Although used predominantly in sweets, rhubarb is actually a vegetable. There are two types of rhubarb; ‘maincrop’ rhubarb arrives in the spring and has a deep red colour with bright green leaves, an intense flavour and robust texture. The rhubarb that we have been enjoying over the past few months is the more tender and delicately flavoured ‘forced’ rhubarb, with pale lime green leaves and a watermelon pink coloured stalk. This latter is grown in the ‘rhubarb triangle’, around Leeds, Wakefield and Bradford and works well paired with sweet strawberries, blueberries, grapefruit, vanilla and halibut. The more robust ‘maincrop’ rhubarb can be combined with stronger flavours such as ginger, cherries, orange, beetroot, chicken, lamb and pork.
How to Prepare Rhubarb
Rhubarb leaves should never been eaten as they contain a poison called oxalic acid. Forced rhubarb only needs to be washes and slices, however, ‘maincrop’ rhubarb often has tough, stringy ribs that can be stripped off with a small knife.
How to Cook Rhubarb
Poach for 8-10 minutes in water. Stew for 10 minutes with a splash of water and caster sugar, or roast in a preheated oven at 200*c for 15-20 minutes.

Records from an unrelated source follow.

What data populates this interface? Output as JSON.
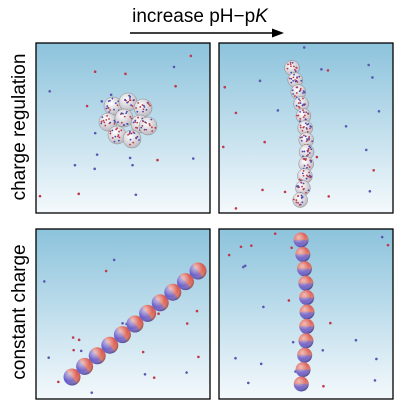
{
  "header": {
    "text": "increase pH−p",
    "italic": "K"
  },
  "rows": [
    {
      "label": "charge regulation"
    },
    {
      "label": "constant charge"
    }
  ]
}
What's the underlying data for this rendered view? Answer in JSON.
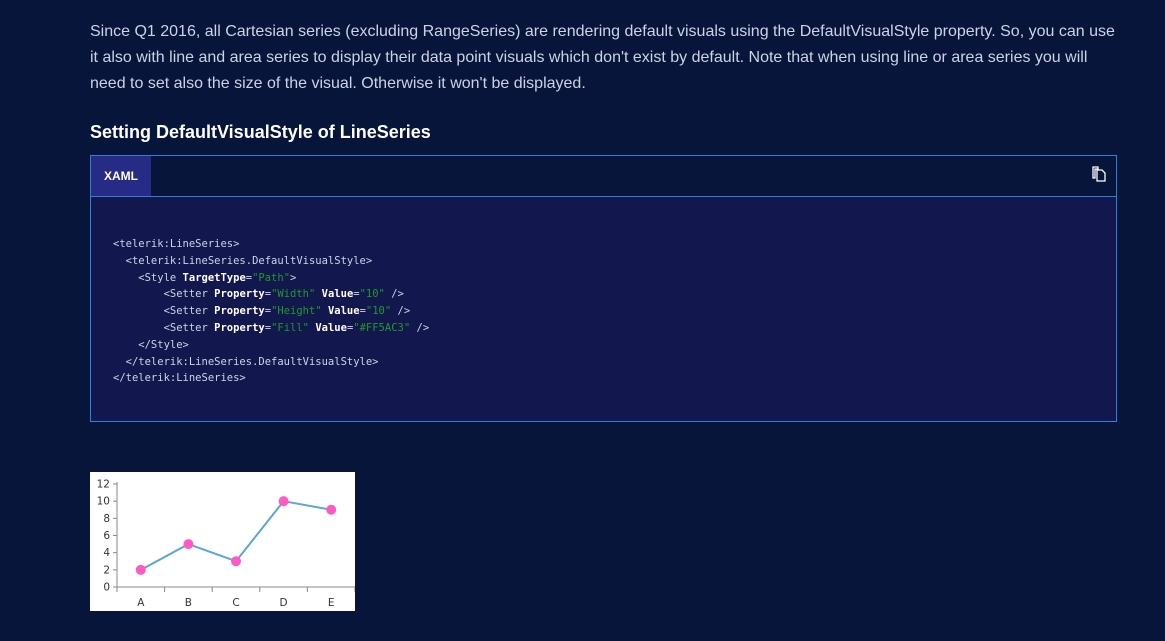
{
  "intro": "Since Q1 2016, all Cartesian series (excluding RangeSeries) are rendering default visuals using the DefaultVisualStyle property. So, you can use it also with line and area series to display their data point visuals which don't exist by default. Note that when using line or area series you will need to set also the size of the visual. Otherwise it won't be displayed.",
  "heading": "Setting DefaultVisualStyle of LineSeries",
  "code": {
    "tab": "XAML",
    "copy_icon": "copy-icon",
    "lines": [
      "<telerik:LineSeries>",
      "  <telerik:LineSeries.DefaultVisualStyle>",
      "    <Style TargetType=\"Path\">",
      "        <Setter Property=\"Width\" Value=\"10\" />",
      "        <Setter Property=\"Height\" Value=\"10\" />",
      "        <Setter Property=\"Fill\" Value=\"#FF5AC3\" />",
      "    </Style>",
      "  </telerik:LineSeries.DefaultVisualStyle>",
      "</telerik:LineSeries>"
    ]
  },
  "chart_data": {
    "type": "line",
    "categories": [
      "A",
      "B",
      "C",
      "D",
      "E"
    ],
    "values": [
      2,
      5,
      3,
      10,
      9
    ],
    "ylim": [
      0,
      12
    ],
    "yticks": [
      "0",
      "2",
      "4",
      "6",
      "8",
      "10",
      "12"
    ],
    "line_color": "#5aa6d6",
    "marker_color": "#FF5AC3",
    "grid": false
  }
}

*Remember when cooking rhubarb that you can always add more sugar later on. Add the sugar gradually and taste, taste, taste!
How to Store Rhubarb
Uncooked rhubarb will wilt quickly, so should be used soon after purchase or frozen for later use. After cooking your rhubarb, it can be frozen (and will last for up to a year) or stored in the fridge for a week or so.